Нахожу свои вещи аккуратно сложенными на столешнице комода и быстро облачаюсь в родненькие джинсы и светлую хлопковую блузу с цветочным орнаментом вдоль v-образного выреза. На удивление одежда источает запах стирального порошка и ополаскивателя вместо ароматов куда характерней безумной ночи. Хорошо однако, когда в доме есть сушилка.
Головная боль немного утихает и обрывки памяти потихоньку слаживаются в более-менее сплошную картинку. Все же напиться до полного забытья мне не удалось. И это определенно огромный плюс к общей оценке, а вот то что Войницкому пришлось пройти все стадии моего морального падения – тянет исключительно на неуд. Ну возможно искренняя благодарность позволит вытянуть зачёт по первому, а главное последнему, запою на слабенькую троечку?
В чистых намерениях выразить свое понурое «спасибо» я и выхожу в коридор, ощущая, как поднывают внутренности, отвечающие за пищеварение, от съестных миазмов, наводнивших воздух.
«Ужасная авария произошла этой ночью в Центральном районе города. По предварительным данным, водитель БМВ на большой скорости выехал на встречную полосу и лоб в лоб столкнулся с другой машиной. Прибывшие на место медики констатировали смерть всех участников ДТП...» — встречает меня на пороге кухни монотонный голос ведущей новостей. Заметив мое появление, Войницкий тут же выключает телевизор, что исконно служит ему лишь во время новостных эфиров. Эдакий профессиональный пунктик. Но это не мешает кадрам с места происшествия запечатлеться в памяти. Перед глазами все ещё стоит смятая машина черного цвета, которую вчера мне довелось провожать взглядом, покачиваясь на спине друга в такт его шагам. Под гнетом чувства вины, что распирает грудину, опускаюсь на барный стул и прикрываю руками лицо.
*****
—Да ты хоть поешь спокойно, кто ж так делает? Все у вас находу… — летят мне в спину вздыхающие напутствия пока, сжав зубами румяный бок пирожка, я пытаюсь втиснуться в кроссовки без помощи обувной ложки.
— Опаздываю, баб Нюсь, — отзываюсь, вкладывая в голос всю свою признательность, попутно активно пережевывая свежеиспеченный, вкуснейший завтрак, — спасибо вам.
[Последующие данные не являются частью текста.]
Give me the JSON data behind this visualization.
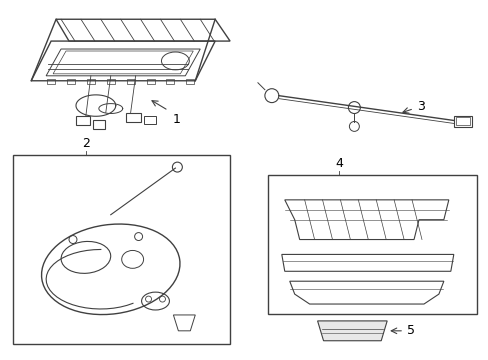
{
  "background_color": "#ffffff",
  "line_color": "#404040",
  "label_color": "#000000",
  "fig_width": 4.89,
  "fig_height": 3.6,
  "dpi": 100
}
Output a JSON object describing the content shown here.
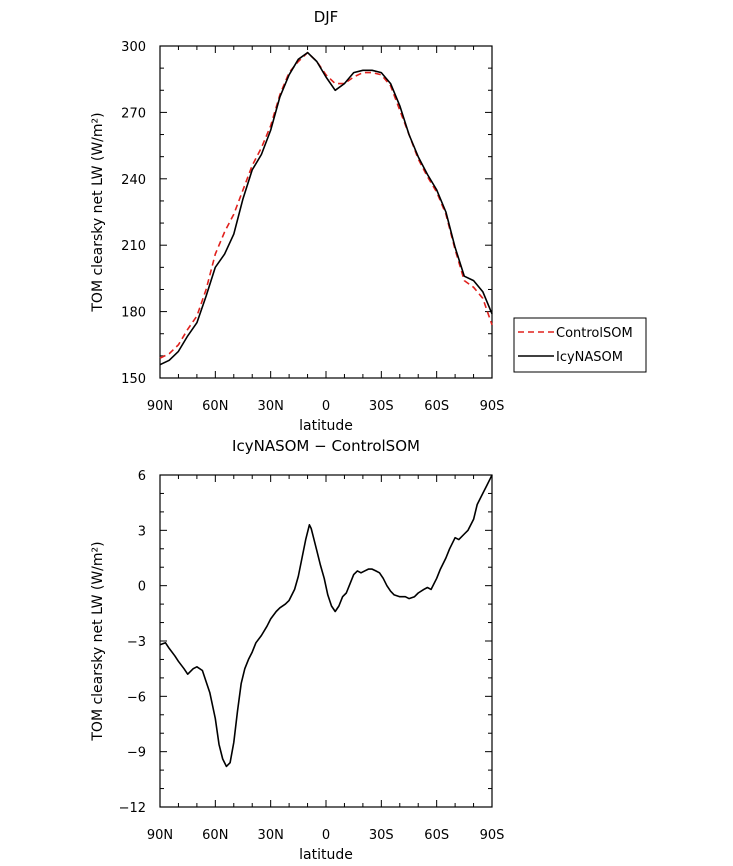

И здесь я уже не только утренний мятный чай да пирожки с картошкой подразумеваю, и женщина это прекрасно понимает. Укорительно качает головой, вытирая узловатые, иссушенные старостью руки о белый передник, что надет поверх строгого платья в геометрической узор.
—Глупости, Ванюш. Ты ж мне как родная, —выдает, попутно заправляя назад под косынку выбившиеся седые пряди, — вот папку твоего встречу обязательно шею ему намылю…
Да, это слышали уже, знаем-с. Но толи мыло у старушки от времени утратило свои полезные свойства, толи шея батюшки моего такая грязная…А всё же все ее наставления на путь истинный, а в том что они имелись в не малом количестве я не сомневаюсь, эффекта никогда не имели. Потому в ответ лишь улыбаюсь, да спешно открываю дверь, выскальзывая во двор.
—Ванечка, про просьбу мою не забудь. Без Мирошки твоего никак не справлюсь, —несется мне вдогонку, пока я борюсь со старой, скрипучей калиткой. Активно киваю, а таки вырываясь на улицу, вскидываю голову к чистому небу и не по-весенне палящему солнцу.
—Да, сегодня я точно спарюсь, — подвожу итог наблюдениям за погодой, и закинув в рот остаток пирожка уже сейчас треплю ворот блузы. Все той же– с синей вышивкой по краю. Взор спускается к родному дому, расположившемуся на противоположной стороне улицы, и мысли о том, от чего баба Нюся считает «Мирошку» моим, и от чего я сама не могла помочь ей с дверцей в шкафу да с парой гвоздей для натяжения бельевой веревки, мгновенно покидают голову.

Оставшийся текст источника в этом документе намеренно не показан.